Pixie Sticks, Jujubes, those weird candy buttons that look like hallucinogenic accounting printouts — the list of sugary grade school delicacies that fail to make the transition to adult snack staple is as long as it is sickly sweet and artificially colorful. The big box of Nerds at the movie concession stand might induce fleeting nostalgia, and you might gaze for a moment in bewildered awe at the jar of cue ball-sized jawbreakers at the candy store, but for the most part, childhood treats lose their appeal when adulthood hits. You begin to forget that some of them even ever existed.

But spot a pack of Fruit Stripe gum and it all comes flooding back. You suddenly remember that Fruit Stripe is the most joyous, tastiest, sweetest gum in the world — so good that it hardly seems real, and not some Technicolor masticular fantasy falsely implanted in your memory. But then you pop a stick in your mouth and — A la recherche du temps perdu! It really is as good as you remember... for about five seconds.

And then, the crash. Good God, the crash. Without warning, the beautiful ray of sunshine you were chewing becomes a foul pellet of Silly Putty.
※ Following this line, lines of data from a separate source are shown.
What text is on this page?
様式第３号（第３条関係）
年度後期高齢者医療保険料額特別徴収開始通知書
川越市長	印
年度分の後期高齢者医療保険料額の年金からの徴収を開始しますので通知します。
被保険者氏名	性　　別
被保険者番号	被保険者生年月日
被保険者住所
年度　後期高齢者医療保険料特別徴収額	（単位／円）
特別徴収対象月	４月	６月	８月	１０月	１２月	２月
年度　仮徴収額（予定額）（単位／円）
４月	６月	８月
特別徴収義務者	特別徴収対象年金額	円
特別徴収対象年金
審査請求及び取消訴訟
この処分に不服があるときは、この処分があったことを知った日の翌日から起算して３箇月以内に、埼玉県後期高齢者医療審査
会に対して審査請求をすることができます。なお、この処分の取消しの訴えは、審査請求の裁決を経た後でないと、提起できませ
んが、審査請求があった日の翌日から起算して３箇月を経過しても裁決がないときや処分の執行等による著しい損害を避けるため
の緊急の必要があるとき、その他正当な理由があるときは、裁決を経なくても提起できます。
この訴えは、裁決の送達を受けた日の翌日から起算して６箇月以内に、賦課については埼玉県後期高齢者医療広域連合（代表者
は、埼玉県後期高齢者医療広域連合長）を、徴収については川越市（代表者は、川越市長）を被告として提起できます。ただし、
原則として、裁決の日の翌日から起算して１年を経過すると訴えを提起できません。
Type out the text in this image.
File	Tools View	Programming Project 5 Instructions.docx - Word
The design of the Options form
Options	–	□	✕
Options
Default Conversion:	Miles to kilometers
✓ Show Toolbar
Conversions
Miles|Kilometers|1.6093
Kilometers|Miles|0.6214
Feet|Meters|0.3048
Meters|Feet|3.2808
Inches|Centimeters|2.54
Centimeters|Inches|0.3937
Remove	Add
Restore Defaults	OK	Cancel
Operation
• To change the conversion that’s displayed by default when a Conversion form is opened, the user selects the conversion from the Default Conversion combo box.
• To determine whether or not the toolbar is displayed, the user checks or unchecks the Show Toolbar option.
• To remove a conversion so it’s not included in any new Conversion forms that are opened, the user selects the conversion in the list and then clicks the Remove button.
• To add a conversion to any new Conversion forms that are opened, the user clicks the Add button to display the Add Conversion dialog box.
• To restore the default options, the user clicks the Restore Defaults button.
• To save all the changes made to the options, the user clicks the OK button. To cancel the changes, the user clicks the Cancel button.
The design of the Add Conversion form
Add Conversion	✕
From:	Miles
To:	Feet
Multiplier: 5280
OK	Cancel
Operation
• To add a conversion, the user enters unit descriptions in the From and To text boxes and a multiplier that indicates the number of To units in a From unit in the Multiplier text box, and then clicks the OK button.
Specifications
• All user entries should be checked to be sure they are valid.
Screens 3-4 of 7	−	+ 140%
The only solution is to cram another piece in your mouth to drown out the evil and bring back the high. The delightful Proustian moment is over, and your taste buds are pummeled by a crazed cycle of beauty and horror that ends only when the giant wad of gum you've created makes your jaw unhinge anaconda-like or the pack runs out. Fruit Stripe is the yin and the yang of all comestibles. Both the alpha and the omega. Death and rebirth in an endless cycle that would make pious Hindus proud.

With its psychedelic wrapper and bizarre rainbow zebra mascot, Fruit Stripe is a throwback to the '60s, when chewing gum technology couldn't keep pace with the the wunderkind marketing wizards' mushroom and acid-seeped fantasies. In the beginning it came in modest five-stick packs filled with an assortment of four basic flavors: cherry, lemon, lime, and orange. Today it comes in a 17 stick multi-pack jammed with what could be called the five flavors of the apocalypse: Cherry, Lemon, Orange, Peach, and Melon. Peach and Melon? Where did those come from? Are they really necessary? Are they even distinguishable? And now there's a hidden bonus with each stick: temporary tattoos. (You'd have more luck cutting them out and staple-gunning them to your skin than getting them to stick properly.)

Fruit Stripe should lose the lame, newfangled gimmicks — they cheapen the mind-blowing, yet fleeting, magic of the gum itself. And besides, kids would buy it on its own merits, shitty tattoos or not. Fruit Stripe is like crack for 8-year-olds, and just like crack for big kids, it practically sells itself.